Samsung Galaxy A55 nadchodzi. Tak wygląda na żywo
Premiera Samsunga Galaxy A55 (oraz bliźniaczego A35) jest tuż za rogiem. Do sieci trafiły zdjęcia, które pokazują, jak telefon prezentuje się na żywo w pełnej okazałości.
Co roku nie tylko premiera sztandarowych smartfonów Samsung Galaxy S jest niezwykle istotna. Liczy się także debiut bardziej przystępnych cenowo średniopółkowych telefonów z serii Galaxy A, gdzie to zdecydowanie najpopularniejsi są przedstawiciele z dopiskiem A5x oraz A3x. To dlatego, że łącza cechy najdroższych "esek", ale jednocześnie można je kupić w okolicach 2 tys. zł. To bardzo rozsądna kwota, jeśli chodzi o smartfony: sprzęt z takiej półki dla wielu będzie wystarczający. Dlatego A55 zapowiada się naprawdę dobrze.
Samsung Galaxy A55 jest już bardzo blisko. Tak wygląda na żywo
Użytkownik serwisu X, Mukul Sharma, udostępnił informacje, zgodnie z którymi Samsung zamierza wprowadzić nowego Galaxy A55 5G (najpewniej obok tańszego Galaxy A35 5G) na rynek w Indiach już niebawem. Jak wiadomo, koreański gigant technologiczny prezentuje swoje ważniejsze urządzenia raczej w identycznych terminach na całym świecie – przykładowo Galaxy A54 i Galaxy A34 w Polsce zadebiutowały 15 marca 2023, a w Indiach dzień później.
Oznacza to, że globalny i europejski (w tym polski) debiut jest już za rogiem i tak naprawdę może odbyć się w każdym momencie. Nie mamy określonych ram czasowych – nic nie potwierdza, że ma być to luty ani marzec, ale następny miesiąc wydaje się bardzo prawdopodobny. Jednocześnie użytkownik opublikował zdjęcia prezentujące nowego Samsunga Galaxy A55 na żywo.
Fotografie obejmują tył oraz boki urządzenia w wersji czarnej i błękitnej. Oznacza to, że wszelkie wcześniejsze rendery się potwierdziły – otrzymamy telefon, którego plecki przypominają serię Galaxy S24, ponieważ obejmują wyłącznie trzy wystające moduły aparatów bez wyspy. Natomiast co się również potwierdziło, to nowa cecha nazwana "key Island", która jest de facto wybrzuszeniem bocznej ramki po prawej stronie, eksponującym guziki do regulacji głośności i przycisk zasilania. Rozwiązanie jest raczej subtelne i mało widoczne.

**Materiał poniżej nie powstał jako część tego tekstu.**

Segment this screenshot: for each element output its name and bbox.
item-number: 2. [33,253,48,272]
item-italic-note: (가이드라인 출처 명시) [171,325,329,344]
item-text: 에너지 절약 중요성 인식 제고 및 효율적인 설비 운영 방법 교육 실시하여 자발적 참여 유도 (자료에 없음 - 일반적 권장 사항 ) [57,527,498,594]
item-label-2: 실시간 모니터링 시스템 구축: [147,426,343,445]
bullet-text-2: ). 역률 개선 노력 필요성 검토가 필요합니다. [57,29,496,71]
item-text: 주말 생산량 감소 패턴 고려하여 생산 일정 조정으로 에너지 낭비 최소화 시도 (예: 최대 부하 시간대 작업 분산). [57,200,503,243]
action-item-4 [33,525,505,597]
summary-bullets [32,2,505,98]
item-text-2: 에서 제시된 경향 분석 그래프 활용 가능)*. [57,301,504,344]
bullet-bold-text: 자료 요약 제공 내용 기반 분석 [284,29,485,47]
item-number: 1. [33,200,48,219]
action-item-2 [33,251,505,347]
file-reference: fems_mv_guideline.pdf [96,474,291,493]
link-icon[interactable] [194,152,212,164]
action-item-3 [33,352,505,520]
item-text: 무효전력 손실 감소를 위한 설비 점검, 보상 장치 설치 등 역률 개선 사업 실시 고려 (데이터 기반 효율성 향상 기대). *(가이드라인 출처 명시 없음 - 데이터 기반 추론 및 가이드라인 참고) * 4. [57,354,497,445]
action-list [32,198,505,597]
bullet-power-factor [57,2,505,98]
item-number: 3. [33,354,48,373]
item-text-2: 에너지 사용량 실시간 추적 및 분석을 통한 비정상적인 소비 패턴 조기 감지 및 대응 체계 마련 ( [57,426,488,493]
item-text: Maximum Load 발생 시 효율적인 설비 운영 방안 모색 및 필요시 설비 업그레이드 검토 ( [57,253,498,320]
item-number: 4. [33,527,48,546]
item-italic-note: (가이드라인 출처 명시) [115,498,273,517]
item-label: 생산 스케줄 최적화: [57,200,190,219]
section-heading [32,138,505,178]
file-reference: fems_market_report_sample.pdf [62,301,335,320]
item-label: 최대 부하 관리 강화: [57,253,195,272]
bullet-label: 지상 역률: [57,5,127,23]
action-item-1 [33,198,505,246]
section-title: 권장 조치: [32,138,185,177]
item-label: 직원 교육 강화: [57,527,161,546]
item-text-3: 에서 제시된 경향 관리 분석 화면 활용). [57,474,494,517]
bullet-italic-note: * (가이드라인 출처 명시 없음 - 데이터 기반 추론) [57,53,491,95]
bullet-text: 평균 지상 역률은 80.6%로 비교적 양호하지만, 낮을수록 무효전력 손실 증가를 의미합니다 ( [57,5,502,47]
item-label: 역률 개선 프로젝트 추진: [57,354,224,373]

Co jednak ważne, Samsung w Galaxy A55 zaoferuje bardziej spłaszczone ramki wykonane z metalu – w zeszłorocznym Galaxy A54 były one raczej zaoblone oraz plastikowe. Widać mocną inspirację iPhone’ami, ale coraz więcej producentów stawia na ścięte korpusy w swoich telefonach z Androidem. Jeśli coś jest dobre, to warto się inspirować. Zobaczymy, jak Samsung rozwiąże aspekt wygody trzymania telefonu w dłoni, chociaż dzisiaj, gdy większość ludzi wrzuca swoje telefony w case’y, nie jest to takie istotne.
Użytkownik Twittera postanowił też podzielić się szczątkową specyfikacją modelu - na tyle sprzętu znajdzie się potrójny zestaw aparatów: główny 50 Mpix, szeroki 8 Mpix oraz makro 5 Mpix, na przodzie natomiast będziemy mieli 32-megapikselowy moduł do zdjęć selfie.
Co jeszcze wiemy o Galaxy A55?
Samsung Galaxy A55 ma bazować na nowym procesorze Samsung Exynos 1480 wyposażonym w układ graficzny AMD, zupełnie tak jak Exynos 2400 z nowych Galaxy S24. Do tego procesor powinien mieć nawet 12 GB pamięci operacyjnej do dyspozycji, a z przodu zyskamy 6,5-calowy ekran Super AMOLED FullHD+ przy 120-hercowym odświeżaniu. Całość będzie zasilana dużym akumulatorem 5000 mAh ze wsparciem ładowania przewodowego o mocy 25 W.
Nowe urządzenie ma bazować na systemie Android 14 z autorską nakładką One UI 6 (lub 6.1) od wyciągnięcia z pudełka. Tak jak w przypadku poprzednich modeli powinniśmy oczekiwać tu czterech aktualizacji systemu oraz pięciu lat uaktualnień bezpieczeństwa. Telefon na start powinien kosztować poniżej 2,5 tys. zł – Galaxy A54 startował z kwoty 2399 zł. Premiera to najpewniej kwestia najbliższych dni.